Closed
Description
Opening a new issue so this isn't lost.
In #18882 banned duplicate names in a MultiIndex. I think this is a good change since allowing duplicates hit a lot of edge cases when you went to actually do something. I want to make sure we understand all the cases that actually produce duplicate names in the MI though, specifically groupby.apply.

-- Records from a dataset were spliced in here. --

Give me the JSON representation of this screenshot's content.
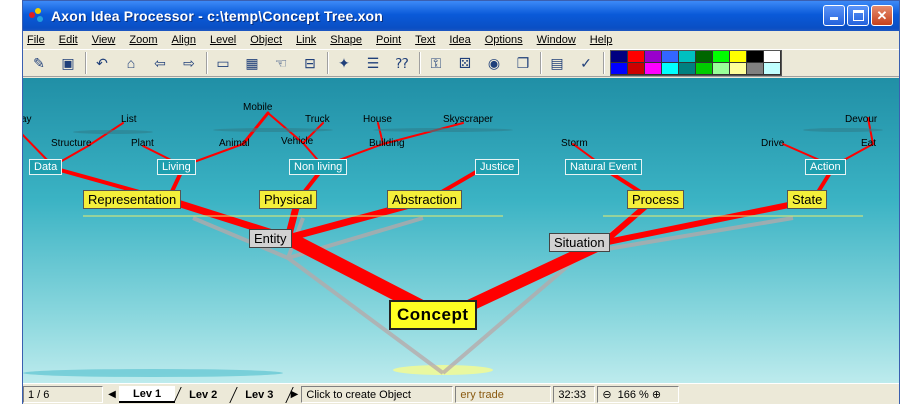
{
  "window": {
    "title": "Axon Idea Processor - c:\\temp\\Concept Tree.xon",
    "controls": [
      "minimize",
      "maximize",
      "close"
    ]
  },
  "menu": [
    "File",
    "Edit",
    "View",
    "Zoom",
    "Align",
    "Level",
    "Object",
    "Link",
    "Shape",
    "Point",
    "Text",
    "Idea",
    "Options",
    "Window",
    "Help"
  ],
  "toolbar": {
    "buttons": [
      {
        "name": "open-icon",
        "glyph": "✎"
      },
      {
        "name": "save-icon",
        "glyph": "▣"
      },
      {
        "name": "undo-icon",
        "glyph": "↶"
      },
      {
        "name": "home-icon",
        "glyph": "⌂"
      },
      {
        "name": "back-icon",
        "glyph": "⇦"
      },
      {
        "name": "forward-icon",
        "glyph": "⇨"
      },
      {
        "name": "window-icon",
        "glyph": "▭"
      },
      {
        "name": "chart-icon",
        "glyph": "▦"
      },
      {
        "name": "hand-icon",
        "glyph": "☜"
      },
      {
        "name": "link-icon",
        "glyph": "⊟"
      },
      {
        "name": "tool-icon",
        "glyph": "✦"
      },
      {
        "name": "list-icon",
        "glyph": "☰"
      },
      {
        "name": "question-icon",
        "glyph": "⁇"
      },
      {
        "name": "key-icon",
        "glyph": "⚿"
      },
      {
        "name": "dice-icon",
        "glyph": "⚄"
      },
      {
        "name": "globe-icon",
        "glyph": "◉"
      },
      {
        "name": "copy-icon",
        "glyph": "❐"
      },
      {
        "name": "grid-icon",
        "glyph": "▤"
      },
      {
        "name": "check-icon",
        "glyph": "✓"
      }
    ],
    "palette": [
      "#000080",
      "#ff0000",
      "#9900cc",
      "#3366ff",
      "#00c0c0",
      "#006600",
      "#00ff00",
      "#ffff00",
      "#000000",
      "#ffffff",
      "#0000ff",
      "#cc0000",
      "#ff00ff",
      "#00ffff",
      "#008080",
      "#00cc00",
      "#99ff99",
      "#ffff99",
      "#808080",
      "#c0ffff"
    ]
  },
  "canvas": {
    "root": "Concept",
    "mid_nodes": [
      "Entity",
      "Situation"
    ],
    "yellow_nodes": [
      "Representation",
      "Physical",
      "Abstraction",
      "Process",
      "State"
    ],
    "teal_nodes": [
      "Data",
      "Living",
      "Non living",
      "Justice",
      "Natural Event",
      "Action"
    ],
    "leaf_labels": [
      "ay",
      "List",
      "Structure",
      "Plant",
      "Animal",
      "Mobile",
      "Truck",
      "Vehicle",
      "House",
      "Building",
      "Skyscraper",
      "Storm",
      "Drive",
      "Devour",
      "Eat"
    ]
  },
  "status": {
    "page": "1 / 6",
    "levels": [
      "Lev 1",
      "Lev 2",
      "Lev 3"
    ],
    "hint": "Click to create Object",
    "trade_text": "ery trade",
    "time": "32:33",
    "zoom": "166 %"
  }
}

In [1]: import dask.dataframe as dd
In [2]: import pandas as pd
In [3]: pdf = pd.DataFrame({'a': [1, 2, 3, 4, 5, 6, 7, 8, 9],
...: 'b': [4, 5, 6, 3, 2, 1, 0, 0, 0]},
...: index=[0, 1, 3, 5, 6, 8, 9, 9, 9]).set_index("a")
...:
...:
In [4]: pdf.groupby(pdf.index).apply(lambda x: x.b)
Another, more realistic example: groupwise drop_duplicates:
In [18]: df = pd.DataFrame({"B": [0, 0, 0, 1, 1, 1, 2, 2, 2]}, index=pd.Index([0, 1, 1, 2, 2, 2, 0, 0, 1], name='a'))
In [19]: df
Out[19]:
B
a
0 0
1 0
1 0
2 1
2 1
2 1
0 2
0 2
1 2
In [20]: df.groupby('a').apply(pd.DataFrame.drop_duplicates)
Out[20]:
B
a a
0 0 0
0 2
1 1 0
1 2
2 2 1
Is it possible to throw a warning on this for now, in case duplicate names are more common than we thought?